Monday, December 10, 2007

Evolution of an Idea

Its time for some honesty. In January 2000 when I first thought of purchasing land a sustainable lifestyle did not even enter the picture. I was living in Denver and tiring of the city life. Don’t get me wrong, I love Denver, it is a great city with a large and diverse gay population. I was really quite happy there. But being somewhat of an introvert I longed for solitude and seclusion. I wanted a place where I could run naked, have trees, a mountain view and no one around. They tend to frown on that running naked thing in the city.

So the criteria list of was a short three items: naked running in the trees, located close to Denver and reasonably priced. Well, there is no land close to Denver that is reasonably priced. After broadening the search I happened on Bear Ridge in the San Luis Valley and fell in love with it.

That first night camping on the ridge was incredible, I had never seen so many stars. There was a warm tent, a roaring campfire; I was naked, alone and it was great. After a few hours nature called. As I was squatting there chuckling to myself about a bear shitting in the woods I made a couple of life changing observations.

First, I wanted to live at Bear Ridge not just on weekends but full time, this was to be my home. Second, I would need a few modern conveniences because that whole squatting thing would be old real quick.

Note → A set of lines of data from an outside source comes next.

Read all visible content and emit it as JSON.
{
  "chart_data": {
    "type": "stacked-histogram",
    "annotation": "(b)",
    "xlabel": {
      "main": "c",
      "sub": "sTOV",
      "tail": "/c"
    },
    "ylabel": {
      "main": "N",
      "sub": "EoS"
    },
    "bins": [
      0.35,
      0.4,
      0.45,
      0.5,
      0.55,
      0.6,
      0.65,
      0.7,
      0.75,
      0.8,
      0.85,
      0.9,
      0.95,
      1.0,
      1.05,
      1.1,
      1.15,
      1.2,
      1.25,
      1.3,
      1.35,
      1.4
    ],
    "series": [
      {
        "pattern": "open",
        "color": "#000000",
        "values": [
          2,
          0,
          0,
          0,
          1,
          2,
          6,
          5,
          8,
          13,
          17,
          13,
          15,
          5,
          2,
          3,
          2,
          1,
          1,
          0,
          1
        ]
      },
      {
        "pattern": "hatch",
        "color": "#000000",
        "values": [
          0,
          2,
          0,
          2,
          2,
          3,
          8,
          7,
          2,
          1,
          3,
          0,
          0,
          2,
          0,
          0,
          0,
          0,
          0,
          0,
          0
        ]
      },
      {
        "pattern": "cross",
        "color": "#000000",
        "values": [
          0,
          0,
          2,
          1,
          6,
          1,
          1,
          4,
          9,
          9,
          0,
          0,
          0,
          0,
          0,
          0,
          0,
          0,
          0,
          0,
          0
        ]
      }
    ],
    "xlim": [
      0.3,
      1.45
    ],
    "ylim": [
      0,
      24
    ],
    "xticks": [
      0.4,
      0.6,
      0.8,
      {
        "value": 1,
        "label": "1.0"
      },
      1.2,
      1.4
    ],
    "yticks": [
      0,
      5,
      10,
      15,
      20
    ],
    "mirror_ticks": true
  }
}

Over the next couple of years I built a super little cabin on the hill side with a stunning view of the mountains. During that time I learned a great deal about designing and building in a self sustaining manner. The cabin is completely off-grid and yet very comfortable with many “normal life” conveniences such as running water, a shower, lights, a stove/oven and even small hot tub out under the stars. The cabin is heated with wood and passive solar the power is generated with solar panels.

Now I did not set out to build a self sustaining cabin, it just evolved out of necessity. Had I planned self sufficiency from the beginning I would have chosen land that was flat, close to power, had shallow well depth an unobstructed southern exposure and employment opportunities. Also soil quality would have taken precedence over privacy. As it goes I am on the northern slope of a very secluded ridge at the end of a lane five miles from the nearest power with a four hundred foot well depth. Additionally, Costilla county is one of the poorest counties in the country with no industry other than potato farming, which I admire greatly.

Even though my little patch of mountain paradise is not exactly easy to maintain I would not trade it for anything. I now see the benefits of the sustainist movement; from the land, to the cabin, to me it all has to work together if a self sustained life experience is to be realized.

It’s the challenge that makes this whole life project interesting and fun. Check out my cabins website if you are interested.


The Hermit said...

And a beautiful cabin it is... and it's fun to watch you grow in your pursuit of sustainability. It's a path I'm traveling on, too. Keep the faith!

Alpine Acres said...

LOL... I'm searching for the words here...

OK! If Yogi can squat in the woods, so can BIG BEAR!

Running naked might scare Nicole a little or she may like it. Who knows?

At least out here, nobody really complains!

Being self-supportive is a fine art and when mastered, the benefits are priceless!

You're doing it right!

BigBear said...

Yes but Yogi is used to squatting in the woods, BigBear is not. Especially in the snow :) I have a very nice composting toilet but since the bathroom is not completely insulated yet its about the same as going outdoors.

Nicole is a great neighbor and I would not trade her for anything.

I am learning that being self supportive is a very fine art. It really makes me admire the people who homesteaded the prairie and crossed the country in covered wagons.

Alpine Acres said...

the original homesteaders had it rough for sure. I like my solar power to run my saws, my air nailer and toys of today's world. Can you imagine how hard it was to make a simple 2x4 board? Then building a log home and at the same time, planting a garden for food. They had life hard but I sure wish I lived it with them because I often times think I do not belong in this era.

BigBear said...

Mountain Tracker,

Have you every read anything about Richard Proenneke. I saw a PBS documentary about him a few years back and was really impressed. Anyway in the late 60's he built a cabin by hand in Alaska. I have taken a lot of inspiration from him, he truly was a man out of place. I think you would enjoy the documentary.